TTK. 621. maddesine göre tasfiyeye yönelik genel kurul kararlarında “temsil edilen oyların en az üçte ikisinin ve oy hakkı bulunan esas sermayenin tamamının salt çoğunluğunun bir arada bulunması” şeklinde karar yeter sayısı aranmaktadır. Dava konusu karar, bu hükme uygun olarak temsil edilen oyların ve esas sermayenin tamamının dörtte üçü çoğunluğuyla alınmış olup karar yeter sayısı açısından kanuna ve ana sözleşmeye bir aykırılık bulunmamaktadır. Yine TTK 447 de sayılan diğer butlan nedenleri de mevcut değildir.

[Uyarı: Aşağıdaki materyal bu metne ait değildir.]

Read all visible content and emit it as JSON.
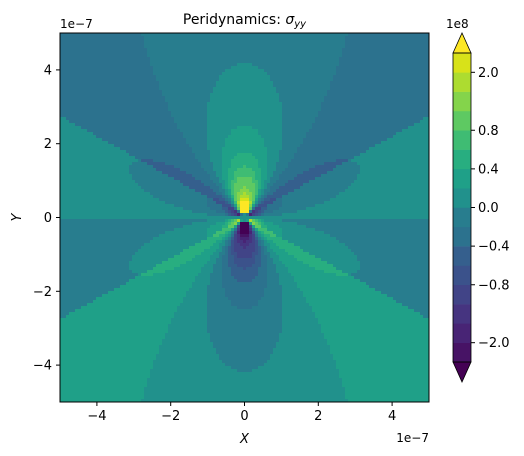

Diğer taraftan davacı; şirket payları ödenmediği, davalı firmanın diğer 2 ortağı, … ve …’ın, benzer isimli … Mobilya İnşaat Limited Şirketi’ni, davalı firmanın tasfiye başvurusundan hemen sonra, 27.11.2020 tarihinde kurmuş oldukları, yeni firmanın unvanı neredeyse davalı firma ile aynı olduğunu, yeni firmanın adresinni … Mah. …. Sit…. Blok No….Başakşehir olduğu, davalı firma ile aynı adreste iştigal etmekte olduğu iddialarıyla şirketin zarara uğratıldığını ileri sürmüş ve bu kapsamda tasfiye girişine ilişkin genel kurul kararının yoklukla malul olduğu iddiasında bulunmuşsa da; esasen şirketin sarara uğratıldığına ilişkin iddialar şirketini tasfiyeye girişine ilişin genele kurul kararının batıl yada yoklukla malul olmasına neden olabilecek sebepler değillerdir. Bu iddialar yöneticinin sorumluluğu vb. davalara konu olabilecek ise de, tasfiye girişin kararı alınmasına engel hususlar değildir. Şirket yeterli karar yeter sayısı ile tasfiye kararı aldığından, mahkemenin şirket iradesi yerine kaim olarak davacının ileri sürdüğü sebeplerle tasfiye girişine ilişkin kararı batıl sayması da yerinde olmayacaktır. Açıklanan nedenlerle davanın reddine ilişkin aşağıdaki şekilde karar verilmiştir.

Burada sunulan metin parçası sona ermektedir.